Törggelen im Lisetta
Wenn nun also die goldenen Sonnenstrahlen auf die Lisetta-Sonnenterrasse treffen und die Zeiger der Uhr auf Vier stehen, ist es soweit: Einmal wöchentlich, von Oktober bis November, brutzeln die Kastanien über dem offenen Feuer und der neue Wein, der Sußer, wird ausgeschenkt. Beim geselligen und gemütlichen Zusammensitzen ergeben sich schon bald richtig gute Gespräche. Wenn Sie Glück haben und Seniorchef Flavio nach dem dritten Sußer so richtig in Schwung kommt, packt er seine Ziehorgel aus und zaubert uns allen mit seiner musikalischen Einlage ein Lächeln ins Gesicht.
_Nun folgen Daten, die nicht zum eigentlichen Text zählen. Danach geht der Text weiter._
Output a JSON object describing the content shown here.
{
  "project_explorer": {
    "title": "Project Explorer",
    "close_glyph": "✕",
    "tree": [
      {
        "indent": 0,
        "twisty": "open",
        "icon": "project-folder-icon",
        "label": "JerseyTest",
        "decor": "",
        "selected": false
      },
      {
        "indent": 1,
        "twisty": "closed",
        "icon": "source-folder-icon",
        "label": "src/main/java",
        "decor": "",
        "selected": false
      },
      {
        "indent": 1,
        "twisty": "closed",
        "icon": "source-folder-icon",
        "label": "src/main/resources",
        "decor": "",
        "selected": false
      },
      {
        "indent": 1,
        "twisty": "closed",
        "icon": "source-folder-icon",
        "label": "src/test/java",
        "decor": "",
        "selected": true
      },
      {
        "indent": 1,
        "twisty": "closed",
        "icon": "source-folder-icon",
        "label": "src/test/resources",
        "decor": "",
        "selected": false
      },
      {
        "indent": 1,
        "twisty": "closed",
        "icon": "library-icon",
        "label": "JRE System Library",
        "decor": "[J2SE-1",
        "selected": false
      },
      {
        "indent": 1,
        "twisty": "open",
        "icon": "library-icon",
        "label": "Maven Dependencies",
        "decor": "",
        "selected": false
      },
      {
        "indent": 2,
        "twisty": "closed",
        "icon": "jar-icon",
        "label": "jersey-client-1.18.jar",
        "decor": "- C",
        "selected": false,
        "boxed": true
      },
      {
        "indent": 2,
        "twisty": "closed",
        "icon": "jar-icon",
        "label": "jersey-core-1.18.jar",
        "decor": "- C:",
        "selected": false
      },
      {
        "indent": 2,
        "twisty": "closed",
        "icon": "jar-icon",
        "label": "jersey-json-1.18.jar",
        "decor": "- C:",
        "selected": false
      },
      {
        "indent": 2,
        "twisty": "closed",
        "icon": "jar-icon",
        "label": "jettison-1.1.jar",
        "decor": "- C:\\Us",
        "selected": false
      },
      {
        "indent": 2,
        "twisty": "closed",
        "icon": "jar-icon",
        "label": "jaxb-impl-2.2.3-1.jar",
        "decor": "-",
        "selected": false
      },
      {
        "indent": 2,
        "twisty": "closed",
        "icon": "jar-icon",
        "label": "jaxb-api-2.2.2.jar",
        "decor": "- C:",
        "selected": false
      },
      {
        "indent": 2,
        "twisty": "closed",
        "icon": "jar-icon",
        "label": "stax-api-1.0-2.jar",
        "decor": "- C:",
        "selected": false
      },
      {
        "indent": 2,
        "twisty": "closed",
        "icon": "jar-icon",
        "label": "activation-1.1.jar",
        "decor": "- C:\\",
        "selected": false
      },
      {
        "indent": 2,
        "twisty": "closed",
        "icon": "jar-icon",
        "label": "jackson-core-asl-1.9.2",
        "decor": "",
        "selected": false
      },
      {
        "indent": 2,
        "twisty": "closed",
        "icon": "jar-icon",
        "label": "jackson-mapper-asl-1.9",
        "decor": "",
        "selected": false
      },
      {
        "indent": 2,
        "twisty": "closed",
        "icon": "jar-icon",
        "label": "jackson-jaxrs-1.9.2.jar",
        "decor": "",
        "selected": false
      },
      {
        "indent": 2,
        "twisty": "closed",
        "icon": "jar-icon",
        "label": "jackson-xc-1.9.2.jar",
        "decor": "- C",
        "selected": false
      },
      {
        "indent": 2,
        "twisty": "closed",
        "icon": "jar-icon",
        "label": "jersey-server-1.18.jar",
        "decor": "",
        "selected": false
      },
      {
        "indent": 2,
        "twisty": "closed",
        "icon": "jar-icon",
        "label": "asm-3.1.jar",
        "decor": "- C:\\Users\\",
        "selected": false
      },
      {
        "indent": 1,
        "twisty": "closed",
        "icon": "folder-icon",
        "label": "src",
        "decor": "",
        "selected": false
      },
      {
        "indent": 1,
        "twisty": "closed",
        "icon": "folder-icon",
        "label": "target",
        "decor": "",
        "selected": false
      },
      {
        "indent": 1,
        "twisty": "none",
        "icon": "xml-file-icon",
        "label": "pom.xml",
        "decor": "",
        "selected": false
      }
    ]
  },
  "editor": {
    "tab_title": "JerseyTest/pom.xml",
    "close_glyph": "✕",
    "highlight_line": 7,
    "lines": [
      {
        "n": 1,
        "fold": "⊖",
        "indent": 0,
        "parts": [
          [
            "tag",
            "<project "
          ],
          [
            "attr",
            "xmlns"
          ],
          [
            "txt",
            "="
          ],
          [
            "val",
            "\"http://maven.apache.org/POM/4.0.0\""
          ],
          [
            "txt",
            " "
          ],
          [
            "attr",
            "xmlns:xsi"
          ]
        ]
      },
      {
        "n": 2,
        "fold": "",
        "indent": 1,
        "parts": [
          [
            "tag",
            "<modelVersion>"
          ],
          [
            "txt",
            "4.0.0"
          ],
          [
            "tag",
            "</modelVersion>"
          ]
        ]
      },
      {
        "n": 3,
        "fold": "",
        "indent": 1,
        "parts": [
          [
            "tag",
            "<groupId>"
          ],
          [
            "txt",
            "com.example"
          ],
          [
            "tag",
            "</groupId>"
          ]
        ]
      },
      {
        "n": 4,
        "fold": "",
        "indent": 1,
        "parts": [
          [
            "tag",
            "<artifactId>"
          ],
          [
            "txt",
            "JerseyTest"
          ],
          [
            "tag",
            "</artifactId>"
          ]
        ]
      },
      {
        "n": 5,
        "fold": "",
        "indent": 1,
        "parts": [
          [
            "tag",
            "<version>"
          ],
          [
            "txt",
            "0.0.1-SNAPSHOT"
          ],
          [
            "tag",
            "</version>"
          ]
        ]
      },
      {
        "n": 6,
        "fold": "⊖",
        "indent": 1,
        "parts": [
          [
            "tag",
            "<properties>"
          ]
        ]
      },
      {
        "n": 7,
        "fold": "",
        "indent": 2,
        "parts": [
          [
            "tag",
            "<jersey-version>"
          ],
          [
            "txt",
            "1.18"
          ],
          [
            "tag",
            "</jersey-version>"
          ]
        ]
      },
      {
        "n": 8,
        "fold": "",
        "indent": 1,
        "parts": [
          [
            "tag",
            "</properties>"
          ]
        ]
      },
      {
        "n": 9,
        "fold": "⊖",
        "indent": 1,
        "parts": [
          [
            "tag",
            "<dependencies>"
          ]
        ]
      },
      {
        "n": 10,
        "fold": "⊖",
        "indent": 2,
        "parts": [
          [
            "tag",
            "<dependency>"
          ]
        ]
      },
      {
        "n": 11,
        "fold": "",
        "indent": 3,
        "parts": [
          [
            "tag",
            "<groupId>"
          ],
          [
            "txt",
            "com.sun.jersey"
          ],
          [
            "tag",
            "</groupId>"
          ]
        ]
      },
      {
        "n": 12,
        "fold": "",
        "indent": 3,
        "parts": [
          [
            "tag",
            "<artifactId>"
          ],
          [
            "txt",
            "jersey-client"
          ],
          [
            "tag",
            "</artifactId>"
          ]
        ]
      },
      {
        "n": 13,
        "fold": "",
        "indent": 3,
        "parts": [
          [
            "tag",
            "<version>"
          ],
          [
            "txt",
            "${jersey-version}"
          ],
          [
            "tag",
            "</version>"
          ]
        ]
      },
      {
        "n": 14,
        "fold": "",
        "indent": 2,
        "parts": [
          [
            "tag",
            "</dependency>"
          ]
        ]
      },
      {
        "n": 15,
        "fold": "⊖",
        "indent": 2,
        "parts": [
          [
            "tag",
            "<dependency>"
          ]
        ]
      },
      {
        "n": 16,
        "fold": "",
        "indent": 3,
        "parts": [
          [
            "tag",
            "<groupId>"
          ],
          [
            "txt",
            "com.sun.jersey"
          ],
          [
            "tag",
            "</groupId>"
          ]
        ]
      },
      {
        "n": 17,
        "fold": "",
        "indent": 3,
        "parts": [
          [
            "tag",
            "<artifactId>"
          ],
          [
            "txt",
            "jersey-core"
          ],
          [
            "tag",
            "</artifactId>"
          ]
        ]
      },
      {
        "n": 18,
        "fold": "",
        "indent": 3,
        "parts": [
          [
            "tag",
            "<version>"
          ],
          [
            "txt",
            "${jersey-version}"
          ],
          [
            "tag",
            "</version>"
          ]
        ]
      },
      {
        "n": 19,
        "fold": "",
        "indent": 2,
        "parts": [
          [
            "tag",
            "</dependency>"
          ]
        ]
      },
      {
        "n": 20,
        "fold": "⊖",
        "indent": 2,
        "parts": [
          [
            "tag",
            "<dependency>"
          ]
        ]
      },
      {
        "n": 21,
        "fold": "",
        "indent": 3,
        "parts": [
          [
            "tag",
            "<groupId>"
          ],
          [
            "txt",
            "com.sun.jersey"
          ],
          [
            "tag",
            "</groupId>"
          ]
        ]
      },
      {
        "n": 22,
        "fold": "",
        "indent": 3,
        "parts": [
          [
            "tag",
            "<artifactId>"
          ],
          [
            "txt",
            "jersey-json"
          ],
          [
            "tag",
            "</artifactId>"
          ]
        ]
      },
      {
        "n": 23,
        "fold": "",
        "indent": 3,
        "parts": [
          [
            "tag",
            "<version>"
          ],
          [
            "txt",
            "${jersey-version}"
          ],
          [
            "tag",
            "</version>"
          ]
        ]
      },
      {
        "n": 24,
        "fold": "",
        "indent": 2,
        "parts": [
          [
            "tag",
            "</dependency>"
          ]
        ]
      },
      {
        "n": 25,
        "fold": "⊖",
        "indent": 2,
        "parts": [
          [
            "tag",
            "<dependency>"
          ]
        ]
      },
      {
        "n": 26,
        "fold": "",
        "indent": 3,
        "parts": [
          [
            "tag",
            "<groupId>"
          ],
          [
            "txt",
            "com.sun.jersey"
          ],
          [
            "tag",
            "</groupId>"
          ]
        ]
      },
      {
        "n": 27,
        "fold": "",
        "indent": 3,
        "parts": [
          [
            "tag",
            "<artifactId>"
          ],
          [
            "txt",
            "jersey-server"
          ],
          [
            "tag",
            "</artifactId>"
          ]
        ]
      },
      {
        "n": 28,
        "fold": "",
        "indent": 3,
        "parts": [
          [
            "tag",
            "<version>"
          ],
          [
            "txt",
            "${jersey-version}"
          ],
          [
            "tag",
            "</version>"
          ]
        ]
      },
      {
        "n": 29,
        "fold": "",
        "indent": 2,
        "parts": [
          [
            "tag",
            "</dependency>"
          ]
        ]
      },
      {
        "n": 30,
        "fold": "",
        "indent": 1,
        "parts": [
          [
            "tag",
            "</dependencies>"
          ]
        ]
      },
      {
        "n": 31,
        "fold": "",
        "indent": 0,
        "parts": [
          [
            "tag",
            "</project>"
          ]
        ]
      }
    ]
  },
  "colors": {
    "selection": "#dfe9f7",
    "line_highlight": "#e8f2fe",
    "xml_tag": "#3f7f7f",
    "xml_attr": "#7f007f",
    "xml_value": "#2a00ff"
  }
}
Wie das Törggelen nun aber entstanden ist, das weiß keiner so genau.
So mancher meint, es habe sich eben ergeben, als Freunde und Bekannte, die beim Einfahren der Ernte geholfen hatten, im Gegenzug eine Mahlzeit erhielten und natürlich auch den neuen Wein kosten durften. Was hingegen aber klar ist, ist, dass „Törggelen“ bzw. viel mehr „Torkl“ oder „Torggl“ aus dem lateinischen „torculum“ abgeleitet wird und den Name der Traubenpresse meint, und nicht etwa das nach Hause torkeln nach übermäßigem Weingenuss. Aber wer weiß, ganz sicher sagen lässt sich das natürlich nicht. 😉
K wie Kastanie:
Aber bitte mit Sahne!
Kennen Sie Kastanienherzen?
In Kurzform: Kastanien werden gekocht, von ihrer Schale befreit und durch ein Sieb gedrückt. Anschließend werden sie mit Zucker und Sahne vermengt und zu Herzen geformt, welche mit geschmolzener Zartbitterkuvertüre überzogen werden. Abkühlen und fest werden lassen und mit Sahne garnieren. Scheinbar einfach, wenn doch die Zutaten an einer Hand abzählbar sind. Doch die Kreation hat ihrerzeit für ordentlich Furore gesorgt …
Wir schreiben das Jahr 1948, es ist September und der Herbst hat es sich schon in Südtirol gemütlich gemacht. In der Landeshauptstadt Bozen, unter den Lauben, betritt ein gut betuchtes Paar eine Konditorei und äußert dort einen ganz besonderen Wunsch: Ein Dessert, etwas noch nie Dagewesenes solle man kreieren, sodass es auf der geplanten Verlobungsfeier für allerlei „Ahh’s!“ und „Ohh’s!“ sorgen würde. Es ist ein großer Auftrag, den der damals 14-jährige Konditorlehrling Ivo Moschen erhält. Und zugleich auch seine Chance sich unter Beweis zu stellen.
So einige Zutaten liegen schon auf seiner Arbeitsplatte bereit, nur der Geistesblitz, die große Vision, die fehlt noch. Den ganzen Tag, bis spät in die Nacht tüftelt er an einer ganz neuen Kreation, die nicht nur der Star der Verlobungsfeier werden sollte: Das Kastanienherz war geboren. Das Paar war begeistert und auch ringsum, bis über die Stadtgrenzen hinaus, wurde der Lehrling für seine Kreation gefeiert.
Viele Jahre später eröffnet Ivo Moschen seine eigene erfolgreiche Konditorei, in der er fortan seine Kastanienherzen, nach Original-Rezept und mit viel Liebe und Passion herstellt. Auch wenn er im Jahre 2011 im Alter von 84 Jahren verstirbt, lebt sein Vermächtnis doch für immer fort.